En début de semaine, Pékin expliquait avoir une majorité d’Etats, plus d’une centaine, soutenant sa position. Le Comité Nobel a rétorqué que c’était une étrange interprétation puisque plus des deux tiers des Etats ayant une ambassade à Oslo, les seuls invités (65 en tout), seront représentés à la cérémonie. Par ailleurs, il n’est pas inhabituel que des pays se fassent excuser à cette occasion. Parmi les principaux absents, on note la Russie, l’Egypte, le Pakistan, l’Arabie saoudite, l’Iran, l’Irak ou encore Cuba, le Venezuela, l’Argentine, le Maroc et l’Algérie.

Thorbjorn Jagland estime qu’il y a plusieurs explications, mais il s’est abstenu de préciser lesquelles. Elles peuvent se résumer de la façon suivante: il y a les Etats qui ont voulu signifier leur soutien à la Chine, ceux qui sont de toute façon en désaccord avec la remise de prix à des dissidents et ceux, enfin, qui ont cédé aux menaces de rétorsion économique.

C’est le cas de la Serbie, qui ne s’en est pas cachée. Belgrade a toutefois aussi rappelé le soutien de Pékin durant la guerre du Kosovo. Les membres de l’Union européenne (UE), qui pour une fois ont réussi à trouver une position commune envers la Chine, n’ont pas cédé aux pressions. L’UE a fait remarquer mercredi à la Serbie qu’une adhésion à son espace politique impliquait également le respect des droits de l’homme. Outre les Européens, on retrouve dans le camp du soutien au Comité Nobel toutes les grandes démocraties. Les Etats-Unis, mais aussi le Brésil, l’Afrique du Sud, le Japon, la Corée du Sud et surtout l’Inde. Ce dernier pays a longuement hésité à la veille d’une visite programmée du premier ministre chinois Wen Jiabao à New Delhi. S’il s’est rallié au Comité Nobel, ce n’est pas au nom des droits de l’homme, mais pour faire passer un message politique auprès de Pékin. Les relations entre les deux capitales sont tendues et le gouvernement indien a fait le choix de montrer qu’il ne se laisserait pas intimider dans les négociations pour régler leurs nombreux contentieux, notamment de frontière.

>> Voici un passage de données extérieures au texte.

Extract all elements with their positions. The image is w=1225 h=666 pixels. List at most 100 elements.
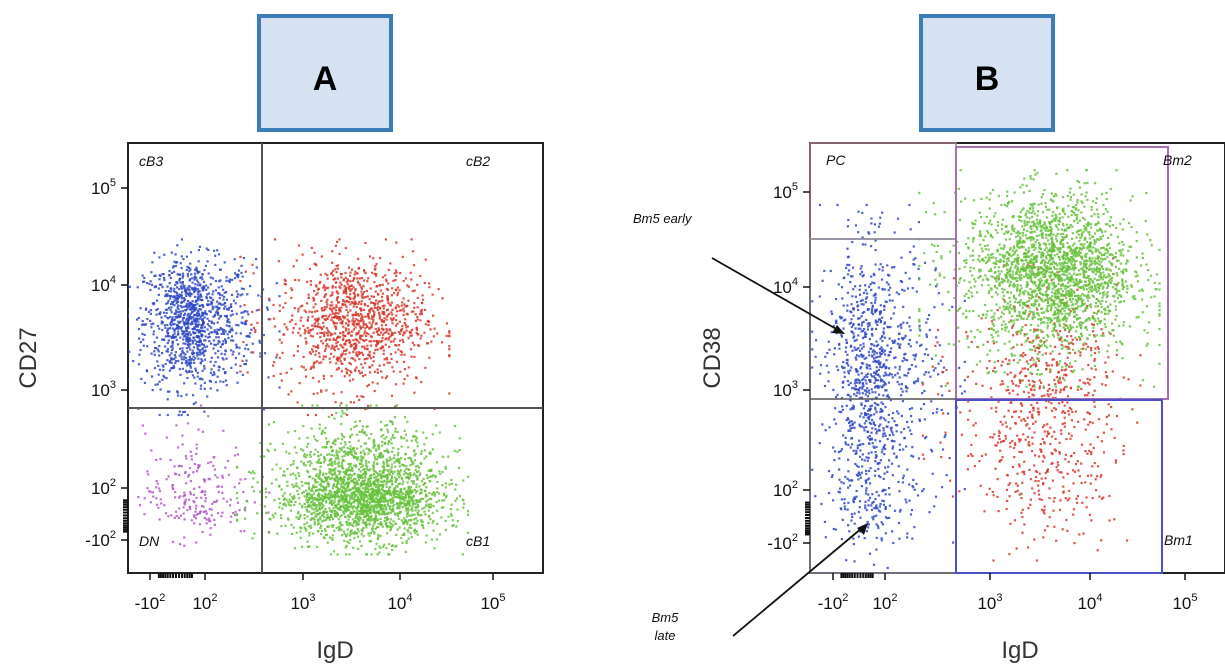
scatter-point — [412, 482, 415, 485]
scatter-point — [221, 474, 224, 477]
panel-b-label-box — [919, 14, 1055, 132]
scatter-point — [903, 374, 906, 377]
scatter-point — [259, 352, 262, 355]
scatter-point — [461, 498, 464, 501]
scatter-point — [318, 503, 321, 506]
scatter-point — [354, 345, 358, 348]
scatter-point — [448, 348, 451, 351]
scatter-point — [322, 374, 325, 377]
scatter-point — [214, 474, 217, 477]
scatter-point — [333, 460, 337, 463]
scatter-point — [375, 507, 378, 510]
scatter-point — [236, 293, 240, 296]
scatter-point — [405, 509, 408, 512]
scatter-point — [316, 309, 319, 313]
scatter-point — [400, 457, 403, 460]
scatter-point — [925, 435, 928, 438]
scatter-point — [412, 250, 415, 253]
scatter-point — [349, 271, 352, 274]
scatter-point — [392, 507, 395, 510]
scatter-point — [203, 358, 207, 361]
scatter-point — [210, 356, 213, 359]
scatter-point — [182, 272, 185, 275]
scatter-point — [858, 293, 862, 296]
scatter-point — [181, 319, 184, 322]
scatter-point — [905, 501, 908, 504]
scatter-point — [191, 322, 194, 325]
scatter-point — [305, 340, 308, 343]
scatter-point — [242, 341, 245, 344]
scatter-point — [193, 327, 196, 330]
scatter-point — [201, 430, 204, 433]
scatter-point — [340, 528, 343, 532]
scatter-point — [335, 368, 338, 371]
scatter-point — [374, 322, 377, 325]
scatter-point — [416, 500, 419, 503]
scatter-point — [322, 504, 325, 507]
scatter-point — [382, 507, 385, 510]
scatter-point — [309, 283, 312, 286]
scatter-point — [360, 290, 363, 293]
scatter-point — [377, 486, 380, 489]
scatter-point — [332, 524, 335, 527]
scatter-point — [343, 358, 346, 361]
scatter-point — [400, 519, 403, 522]
scatter-point — [378, 329, 381, 332]
scatter-point — [174, 496, 177, 499]
scatter-point — [302, 462, 305, 465]
panel-a-label: A — [313, 60, 338, 98]
scatter-point — [247, 348, 250, 351]
scatter-point — [405, 476, 408, 479]
scatter-point — [431, 293, 434, 296]
scatter-point — [178, 287, 181, 291]
scatter-point — [867, 399, 870, 402]
scatter-point — [190, 273, 193, 276]
scatter-point — [391, 496, 394, 499]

Le revirement de dernière minute – inexpliqué – des Philippines est symptomatique des calculs que n’ont pas manqué de faire de nombreux Etats. Pékin ne peut pas aujourd’hui déclarer que ce prix décerné à un opposant chinois n’est soutenu que par une simple coalition d’Etats occidentaux, de pays du Nord ou de nations riches. Le Comité Nobel norvégien peut se féliciter de l’appui dont il dispose étant donné les pressions très fortes de la part de la deuxième puissance économique mondiale. Mais Pékin n’a sans doute pas tort en affirmant que beaucoup plus de pays – n’ayant pas de mission diplomatique à Oslo – seraient prêts à se ranger derrière sa position.